A time for capital investment
In 2016, the global content marketing space will be one of the most turbulent from a mergers and acquisitions perspective. New businesses will emerge to fill the gaps created by a growing demand for content marketing, in areas like analytics, mobile content, customer experience, video production, content distribution and elsewhere. As brands invest in content across the board, we expect venture capital firms to put hundreds of millions of dollars behind content marketing startups in the coming months.
Meanwhile, the last few years have seen numerous acquisitions in this space – from Outbrain’s investment in content discovery business Scribit, to Taboola’s acquisition of digital publishing business Perfect Market, to IBM’s purchase of SilverPop, Xtify and Tealeaf. In 2016, established companies will turbo-charge their capabilities by buying up niche businesses in the space, rather than growing these skillsets organically, in a bid to become market leaders in as short a time as possible.

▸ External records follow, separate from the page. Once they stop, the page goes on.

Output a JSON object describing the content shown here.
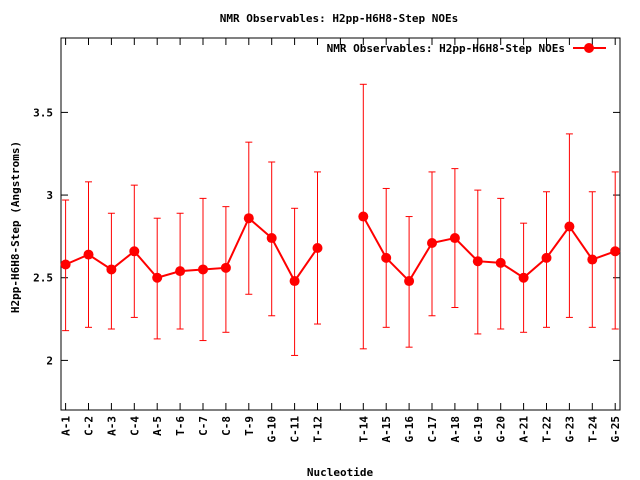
{
  "chart_data": {
    "type": "line",
    "title": "NMR Observables: H2pp-H6H8-Step NOEs",
    "xlabel": "Nucleotide",
    "ylabel": "H2pp-H6H8-Step (Angstroms)",
    "ylim": [
      1.7,
      3.95
    ],
    "yticks": [
      2,
      2.5,
      3,
      3.5
    ],
    "ytick_labels": [
      "2",
      "2.5",
      "3",
      "3.5"
    ],
    "grid": false,
    "legend": "top-right",
    "colors": {
      "series": "#ff0000",
      "axis": "#000000"
    },
    "categories": [
      "A-1",
      "C-2",
      "A-3",
      "C-4",
      "A-5",
      "T-6",
      "C-7",
      "C-8",
      "T-9",
      "G-10",
      "C-11",
      "T-12",
      "",
      "T-14",
      "A-15",
      "G-16",
      "C-17",
      "A-18",
      "G-19",
      "G-20",
      "A-21",
      "T-22",
      "G-23",
      "T-24",
      "G-25"
    ],
    "series": [
      {
        "name": "NMR Observables: H2pp-H6H8-Step NOEs",
        "values": [
          2.58,
          2.64,
          2.55,
          2.66,
          2.5,
          2.54,
          2.55,
          2.56,
          2.86,
          2.74,
          2.48,
          2.68,
          null,
          2.87,
          2.62,
          2.48,
          2.71,
          2.74,
          2.6,
          2.59,
          2.5,
          2.62,
          2.81,
          2.61,
          2.66
        ],
        "err_low": [
          2.18,
          2.2,
          2.19,
          2.26,
          2.13,
          2.19,
          2.12,
          2.17,
          2.4,
          2.27,
          2.03,
          2.22,
          null,
          2.07,
          2.2,
          2.08,
          2.27,
          2.32,
          2.16,
          2.19,
          2.17,
          2.2,
          2.26,
          2.2,
          2.19
        ],
        "err_high": [
          2.97,
          3.08,
          2.89,
          3.06,
          2.86,
          2.89,
          2.98,
          2.93,
          3.32,
          3.2,
          2.92,
          3.14,
          null,
          3.67,
          3.04,
          2.87,
          3.14,
          3.16,
          3.03,
          2.98,
          2.83,
          3.02,
          3.37,
          3.02,
          3.14
        ]
      }
    ]
  }
}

With so many new players in the space, we expect something of a rollercoaster in the fortunes of content businesses in the coming years, as the market works out which operators are worth our attention.
Video to rule the roost
This is probably the most obvious prediction for 2016, but will be one of the most impactful developments. According to the ACMA Digital Report, in mid 2015, 66 per cent of online adults accessed online video content. Meanwhile, according to Deloitte, online video and audio will account for a whopping 82 per cent of all internet traffic by 2018. In other words, the intensification of online video in recent years will grow more rapidly over the next three years.
This fits within the broader movement towards on-demand video content, where audiences increasingly prefer to control what content they consume and where – other examples of this trend include the rise of services like Netflix and the proliferation of the YouTube celebrity.
This on-demand trend is epitomised by mobile video. With enhancements in mobile – such as larger screen sizes, improved hardware, the introduction of 4G technology and considerably faster download times – the market has seen an explosion in this space. For instance, according to technology firm Cisco, mobile video will account for more than 69 per cent of global mobile traffic by 2019. At the moment, most brands are simply repurposing existing content for mobile, but expect a gradual movement towards bespoke mobile content.
Ad blocking a boon for content
Until recently, marketers tended to see ad blocking technology as nothing more than a minor nuisance. But in the past year we have noticed a sudden shift in attitude. As audiences are inundated with content, they are becoming more discerning, and getting increasingly annoyed by disruptive advertising models which interrupt their content experience. Such advertising can have a negative impact on brand equity. This environment has led to a major rise in ad blocking technology, and marketers are finally sitting up and taking notice.
According to ad blocking measurement firm Page Fair, ad blocking costs publishers about $22 billion a year around the globe, while in Australia there is at least 18 per cent penetration of ad blockers. Large portions of Australians are therefore turning away from digital advertising.
Marketers are looking to content marketing, and in particular native advertising, as a solution to this issue. Brands will increasingly explore ways of building an organic following through experiences which seamlessly integrate with the user’s preferred content.
The importance of distribution
Content marketing is not just a matter of producing quality content and housing it on a brand’s owned assets. It needs to be pushed in front of relevant audiences – in 2016 we expect brands to invest more money into paid distribution and amplification tools like Outbrain. The best content marketing strategies involve a seamless integration between paid, owned and earned.